Complex numbers are numbers that have both a real part and an imaginary part. They are usually written as \(a + bi\), where \(a\) and \(b\) are real numbers, and \(i\) is the imaginary unit, defined by \(i^2 = -1\).
These numbers extend the familiar concept of real numbers and they are plotted on the complex plane, where the horizontal axis represents the real part and the vertical axis represents the imaginary part. Using this plane, each complex number corresponds to a unique point or position in a 2D plane.
Some key points about complex numbers include:

• The **real part** \(a\) is the component without \(i\).
• The **imaginary part** \(b\) refers to the coefficient of \(i\).
• Complex numbers can also be expressed in **polar form**, which makes multiplying and powering them easier.

Understanding complex numbers is essential when applying De Moivre's Theorem, which allows us to compute powers and roots of complex numbers more effectively.

Polar form is an alternative representation of complex numbers, which is particularly useful for multiplication and powering.
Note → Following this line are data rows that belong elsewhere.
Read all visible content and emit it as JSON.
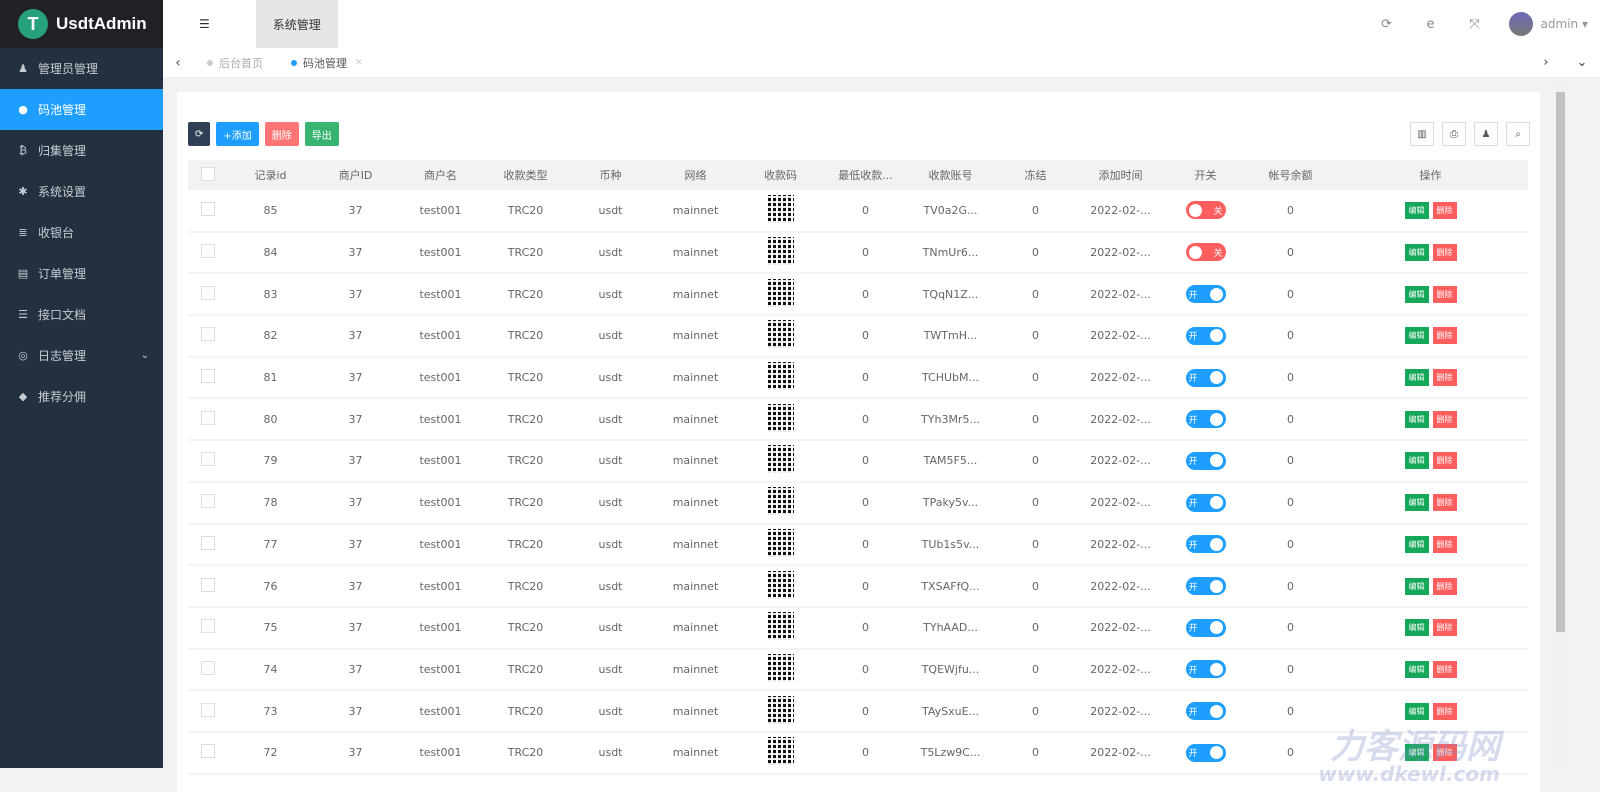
{
  "app": {
    "title": "UsdtAdmin",
    "logo_letter": "T"
  },
  "sidebar": {
    "items": [
      {
        "label": "管理员管理",
        "icon": "user-icon",
        "glyph": "♟"
      },
      {
        "label": "码池管理",
        "icon": "circle-icon",
        "glyph": "●",
        "active": true
      },
      {
        "label": "归集管理",
        "icon": "bitcoin-icon",
        "glyph": "₿"
      },
      {
        "label": "系统设置",
        "icon": "gear-icon",
        "glyph": "✱"
      },
      {
        "label": "收银台",
        "icon": "list-icon",
        "glyph": "≣"
      },
      {
        "label": "订单管理",
        "icon": "table-icon",
        "glyph": "▤"
      },
      {
        "label": "接口文档",
        "icon": "doc-icon",
        "glyph": "☰"
      },
      {
        "label": "日志管理",
        "icon": "log-icon",
        "glyph": "◎",
        "expandable": true
      },
      {
        "label": "推荐分佣",
        "icon": "diamond-icon",
        "glyph": "◆"
      }
    ]
  },
  "header": {
    "menu_toggle": "☰",
    "tab": "系统管理",
    "user": "admin"
  },
  "breadcrumb": {
    "tabs": [
      {
        "label": "后台首页"
      },
      {
        "label": "码池管理",
        "active": true
      }
    ]
  },
  "toolbar": {
    "refresh": "⟳",
    "add": "+添加",
    "delete": "删除",
    "export": "导出"
  },
  "table": {
    "columns": [
      "记录id",
      "商户ID",
      "商户名",
      "收款类型",
      "币种",
      "网络",
      "收款码",
      "最低收款...",
      "收款账号",
      "冻结",
      "添加时间",
      "开关",
      "帐号余额",
      "操作"
    ],
    "switch_on": "开",
    "switch_off": "关",
    "edit": "编辑",
    "remove": "删除",
    "rows": [
      {
        "id": "85",
        "mid": "37",
        "name": "test001",
        "type": "TRC20",
        "coin": "usdt",
        "net": "mainnet",
        "min": "0",
        "acct": "TV0a2G...",
        "frozen": "0",
        "time": "2022-02-...",
        "on": false,
        "bal": "0"
      },
      {
        "id": "84",
        "mid": "37",
        "name": "test001",
        "type": "TRC20",
        "coin": "usdt",
        "net": "mainnet",
        "min": "0",
        "acct": "TNmUr6...",
        "frozen": "0",
        "time": "2022-02-...",
        "on": false,
        "bal": "0"
      },
      {
        "id": "83",
        "mid": "37",
        "name": "test001",
        "type": "TRC20",
        "coin": "usdt",
        "net": "mainnet",
        "min": "0",
        "acct": "TQqN1Z...",
        "frozen": "0",
        "time": "2022-02-...",
        "on": true,
        "bal": "0"
      },
      {
        "id": "82",
        "mid": "37",
        "name": "test001",
        "type": "TRC20",
        "coin": "usdt",
        "net": "mainnet",
        "min": "0",
        "acct": "TWTmH...",
        "frozen": "0",
        "time": "2022-02-...",
        "on": true,
        "bal": "0"
      },
      {
        "id": "81",
        "mid": "37",
        "name": "test001",
        "type": "TRC20",
        "coin": "usdt",
        "net": "mainnet",
        "min": "0",
        "acct": "TCHUbM...",
        "frozen": "0",
        "time": "2022-02-...",
        "on": true,
        "bal": "0"
      },
      {
        "id": "80",
        "mid": "37",
        "name": "test001",
        "type": "TRC20",
        "coin": "usdt",
        "net": "mainnet",
        "min": "0",
        "acct": "TYh3Mr5...",
        "frozen": "0",
        "time": "2022-02-...",
        "on": true,
        "bal": "0"
      },
      {
        "id": "79",
        "mid": "37",
        "name": "test001",
        "type": "TRC20",
        "coin": "usdt",
        "net": "mainnet",
        "min": "0",
        "acct": "TAM5F5...",
        "frozen": "0",
        "time": "2022-02-...",
        "on": true,
        "bal": "0"
      },
      {
        "id": "78",
        "mid": "37",
        "name": "test001",
        "type": "TRC20",
        "coin": "usdt",
        "net": "mainnet",
        "min": "0",
        "acct": "TPaky5v...",
        "frozen": "0",
        "time": "2022-02-...",
        "on": true,
        "bal": "0"
      },
      {
        "id": "77",
        "mid": "37",
        "name": "test001",
        "type": "TRC20",
        "coin": "usdt",
        "net": "mainnet",
        "min": "0",
        "acct": "TUb1s5v...",
        "frozen": "0",
        "time": "2022-02-...",
        "on": true,
        "bal": "0"
      },
      {
        "id": "76",
        "mid": "37",
        "name": "test001",
        "type": "TRC20",
        "coin": "usdt",
        "net": "mainnet",
        "min": "0",
        "acct": "TXSAFfQ...",
        "frozen": "0",
        "time": "2022-02-...",
        "on": true,
        "bal": "0"
      },
      {
        "id": "75",
        "mid": "37",
        "name": "test001",
        "type": "TRC20",
        "coin": "usdt",
        "net": "mainnet",
        "min": "0",
        "acct": "TYhAAD...",
        "frozen": "0",
        "time": "2022-02-...",
        "on": true,
        "bal": "0"
      },
      {
        "id": "74",
        "mid": "37",
        "name": "test001",
        "type": "TRC20",
        "coin": "usdt",
        "net": "mainnet",
        "min": "0",
        "acct": "TQEWjfu...",
        "frozen": "0",
        "time": "2022-02-...",
        "on": true,
        "bal": "0"
      },
      {
        "id": "73",
        "mid": "37",
        "name": "test001",
        "type": "TRC20",
        "coin": "usdt",
        "net": "mainnet",
        "min": "0",
        "acct": "TAySxuE...",
        "frozen": "0",
        "time": "2022-02-...",
        "on": true,
        "bal": "0"
      },
      {
        "id": "72",
        "mid": "37",
        "name": "test001",
        "type": "TRC20",
        "coin": "usdt",
        "net": "mainnet",
        "min": "0",
        "acct": "T5Lzw9C...",
        "frozen": "0",
        "time": "2022-02-...",
        "on": true,
        "bal": "0"
      }
    ]
  },
  "watermark": {
    "line1": "力客源码网",
    "line2": "www.dkewl.com"
  }
}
In this form, a complex number is expressed as \(r(\cos \theta + i\sin \theta)\).
Here, \(r\) is the modulus and \(\theta\) is the argument:

• The **modulus** \(r\) is the distance of the complex number from the origin on the complex plane, calculated by \(r = \sqrt{a^2 + b^2}\).
• The **argument** \(\theta\) is the angle made with the positive real axis, often found using the inverse tangent function.

Converting a complex number to polar form involves computing these two components. For example, the modulus of \(-1 + i\) is \(\sqrt{2}\), and the argument is \(\frac{3\pi}{4}\) radians, since it lies in the second quadrant.
This representation simplifies operations like multiplication and exponentiation, which would otherwise be cumbersome in standard form.

Trigonometric functions, specifically sine and cosine, are crucial when working with complex numbers in polar form. These functions help to govern the rotation and describe the position of a point on the unit circle.
In the context of complex numbers and De Moivre's Theorem, they represent how the angle (argument) is spread out over the unit circle. For any angle \(\theta\):

• **Cosine** function, \(\cos \theta\), indicates the horizontal position on the unit circle.
• **Sine** function, \(\sin \theta\), indicates the vertical position on the unit circle.

Using De Moivre’s Theorem, \((r(\cos \theta + i \sin \theta))^n\) simplifies to \(r^n(\cos(n\theta) + i \sin(n\theta))\), allowing easy computation of powers of complex numbers. For example, multiplying the angle by \(n\) effectively applies the rotation \(n\) times, and geometric properties of the sine and cosine lead to simplifications like \(\cos(6\pi) = 1\) and \(\sin(6\pi) = 0\). This eventually yields a simple result in real/imaginary terms, such as \(16 + 0i\) in our exercise.